Banks That Could Benefit the Most from Rising Interest Rates

03/15/2016 10:25 am EST

Focus: STOCKS

Michael Berger

President & Founder, Technical420.com

Many investors are currently wondering which banks are likely to benefit the most from rising interest rates, so Michael Berger, of Technical420.com, shares the names of five banks he expects to and why.

Last week, the European Central Bank’s (ECB) Governing Council pulled out all the stops to avoid a potentially dangerous deflation-trap by easing monetary policy on a number of fronts.

Despite significant criticism from Germany, the ECB cut its main interest rate to 0% from 0.05%; the interest rate on the deposit facility was cut to -0.4% from -0.3%; and the interest rate on the marginal lending facility was cut to 0.25% from 0.3%.

ECB Also Expands QE Program

The ECB also expanded its quantitative easing program from 60 billion euros to 80 billion euros a month starting in April and it now includes investment grade euro-denominated corporate bonds.

The central bank also initiated a new series of four targeted long term refinancing operations (each has a 4-year maturity) which pays banks to lend money. The program will start in June and borrowing conditions can be as low as the interest rate on the deposit facility.

The global market saw a negative initial reaction to this announcement but it had fully recovered by Friday. We believe that the recovery was driven by a potential agreement to not enter into a competitive devaluation game at the G-20 meeting last week.

Bank of Japan Does Not Add to Stimulus

This morning, the Bank of Japan (BOJ) announced no change to its record monetary stimulus as policy makers gauge the impact of the negative interest-rate strategy which was adopted in January.

The big difference between the actions taken by the BOJ and ECB can be found when you read into the statements made following the banks’ respective announcements.

After the ECB made its announcement, ECB President Mario Draghi said they do not plan on decreasing rates any further. This differs from BOJ Governor Haruhiko Kuroda who said it will utilize its arsenal of monetary easing tools if necessary.

All Eyes on FOMC

The Federal Reserve is universally expected to keep short-term interest rates on hold and the wording of the policy statement should be consistent with a cautiously optimistic outlook. Fed Chairman Janet Yellen should provide more detail on the economic outlook policy plans.

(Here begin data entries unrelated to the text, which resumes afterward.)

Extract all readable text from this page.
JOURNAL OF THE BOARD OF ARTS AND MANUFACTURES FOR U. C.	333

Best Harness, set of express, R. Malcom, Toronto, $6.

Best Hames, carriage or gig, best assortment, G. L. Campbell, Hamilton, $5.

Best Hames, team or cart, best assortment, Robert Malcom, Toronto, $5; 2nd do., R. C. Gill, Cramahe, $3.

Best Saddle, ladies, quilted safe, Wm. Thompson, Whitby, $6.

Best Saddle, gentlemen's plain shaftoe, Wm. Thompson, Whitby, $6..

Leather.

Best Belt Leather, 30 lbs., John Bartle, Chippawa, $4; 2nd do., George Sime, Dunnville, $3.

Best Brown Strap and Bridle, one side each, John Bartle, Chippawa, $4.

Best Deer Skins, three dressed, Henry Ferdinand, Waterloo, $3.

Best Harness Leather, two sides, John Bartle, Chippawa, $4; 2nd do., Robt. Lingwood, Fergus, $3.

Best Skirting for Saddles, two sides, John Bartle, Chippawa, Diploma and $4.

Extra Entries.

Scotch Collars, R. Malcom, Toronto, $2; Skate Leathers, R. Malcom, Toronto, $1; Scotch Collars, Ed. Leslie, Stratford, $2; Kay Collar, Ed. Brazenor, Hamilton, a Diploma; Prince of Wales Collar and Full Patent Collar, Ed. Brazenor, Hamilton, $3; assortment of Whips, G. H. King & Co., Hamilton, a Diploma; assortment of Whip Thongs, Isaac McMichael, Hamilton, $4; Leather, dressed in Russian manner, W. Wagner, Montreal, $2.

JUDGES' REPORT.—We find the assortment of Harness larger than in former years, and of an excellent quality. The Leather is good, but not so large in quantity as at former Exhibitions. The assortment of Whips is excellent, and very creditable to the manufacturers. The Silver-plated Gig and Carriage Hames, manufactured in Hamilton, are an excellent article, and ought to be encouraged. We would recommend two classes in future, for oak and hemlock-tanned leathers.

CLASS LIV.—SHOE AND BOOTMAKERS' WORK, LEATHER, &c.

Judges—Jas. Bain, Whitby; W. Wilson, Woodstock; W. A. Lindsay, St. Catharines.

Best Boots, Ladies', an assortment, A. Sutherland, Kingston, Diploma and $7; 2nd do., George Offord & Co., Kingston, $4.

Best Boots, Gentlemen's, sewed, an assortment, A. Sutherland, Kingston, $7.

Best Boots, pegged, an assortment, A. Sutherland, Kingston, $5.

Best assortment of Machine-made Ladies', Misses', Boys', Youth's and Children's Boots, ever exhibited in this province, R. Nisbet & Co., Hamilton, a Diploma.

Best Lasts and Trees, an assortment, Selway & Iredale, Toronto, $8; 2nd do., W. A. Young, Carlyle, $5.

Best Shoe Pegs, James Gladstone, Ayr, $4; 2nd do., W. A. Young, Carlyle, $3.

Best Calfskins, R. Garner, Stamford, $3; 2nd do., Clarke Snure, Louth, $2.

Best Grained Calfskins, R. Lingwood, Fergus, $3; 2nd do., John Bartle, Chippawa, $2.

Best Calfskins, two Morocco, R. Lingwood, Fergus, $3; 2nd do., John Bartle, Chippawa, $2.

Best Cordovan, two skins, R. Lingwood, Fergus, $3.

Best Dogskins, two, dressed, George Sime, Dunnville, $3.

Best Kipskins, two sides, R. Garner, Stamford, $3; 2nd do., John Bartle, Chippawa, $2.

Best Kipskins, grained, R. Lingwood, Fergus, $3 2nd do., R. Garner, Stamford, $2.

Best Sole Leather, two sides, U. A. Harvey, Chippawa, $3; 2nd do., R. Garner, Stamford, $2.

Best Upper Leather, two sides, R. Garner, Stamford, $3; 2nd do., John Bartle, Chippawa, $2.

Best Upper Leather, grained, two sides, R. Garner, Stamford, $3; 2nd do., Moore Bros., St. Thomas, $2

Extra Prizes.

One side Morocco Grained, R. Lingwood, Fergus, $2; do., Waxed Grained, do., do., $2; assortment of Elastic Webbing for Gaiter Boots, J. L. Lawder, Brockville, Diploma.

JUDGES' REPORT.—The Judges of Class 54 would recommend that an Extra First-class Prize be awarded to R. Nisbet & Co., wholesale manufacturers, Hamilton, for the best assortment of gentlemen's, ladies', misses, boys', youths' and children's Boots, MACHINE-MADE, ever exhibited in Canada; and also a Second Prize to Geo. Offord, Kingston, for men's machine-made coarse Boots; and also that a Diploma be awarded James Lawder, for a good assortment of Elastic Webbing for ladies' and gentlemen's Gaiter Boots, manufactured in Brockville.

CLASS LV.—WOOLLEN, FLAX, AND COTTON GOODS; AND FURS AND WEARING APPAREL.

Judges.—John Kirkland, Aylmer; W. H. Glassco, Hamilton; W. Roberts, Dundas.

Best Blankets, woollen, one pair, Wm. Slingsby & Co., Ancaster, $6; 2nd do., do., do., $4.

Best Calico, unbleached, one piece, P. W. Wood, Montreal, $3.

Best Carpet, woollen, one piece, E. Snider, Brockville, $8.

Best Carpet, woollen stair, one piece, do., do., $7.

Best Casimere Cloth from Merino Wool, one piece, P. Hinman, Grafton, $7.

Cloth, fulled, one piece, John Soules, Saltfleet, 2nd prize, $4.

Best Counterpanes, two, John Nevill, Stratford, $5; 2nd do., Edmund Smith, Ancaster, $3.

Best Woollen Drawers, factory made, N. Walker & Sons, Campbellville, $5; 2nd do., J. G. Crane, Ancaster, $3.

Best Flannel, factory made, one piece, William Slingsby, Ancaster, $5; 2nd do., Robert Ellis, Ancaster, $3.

We expect Yellen to continue to stress that monetary policy will be data-dependent. In her press conference, Yellen will likely be given a chance to address a number of financial market concerns, such as the monetary policy impact on exchange rates, strong dollar, and the possibility of negative interest rates.

Invest in Banks Levered to Rates

We recommend that investors look for banks that offer a differentiated product or are focused on a niche sector that can grow faster than the industry. Investors should continue to own banks that are seasoned acquirers and can use their currency advantage to drive EPS growth. Also, look for banks that create value for shareholders through M&A, stock buybacks, and dividend hikes.

We expect to see small- to mid-cap banks outperform the banking industry due to lower regulatory costs, leverage to rate increases, and fewer revenue headwinds. Larger regional banks will face upward pressure on regulatory and technology costs as well as revenue headwinds due to the inability to improve profitability without higher rates.

So the real question many investors are asking themselves is, which banks are most likely to benefit from rising interest rates? The companies we expect to benefit the most are SVB Financial (SIVB), Bank of America (BAC), Bank of the Ozarks, Inc. (OZRK), Wintrust Financial (WTFC), and BofI Holding, Inc. (BOFI).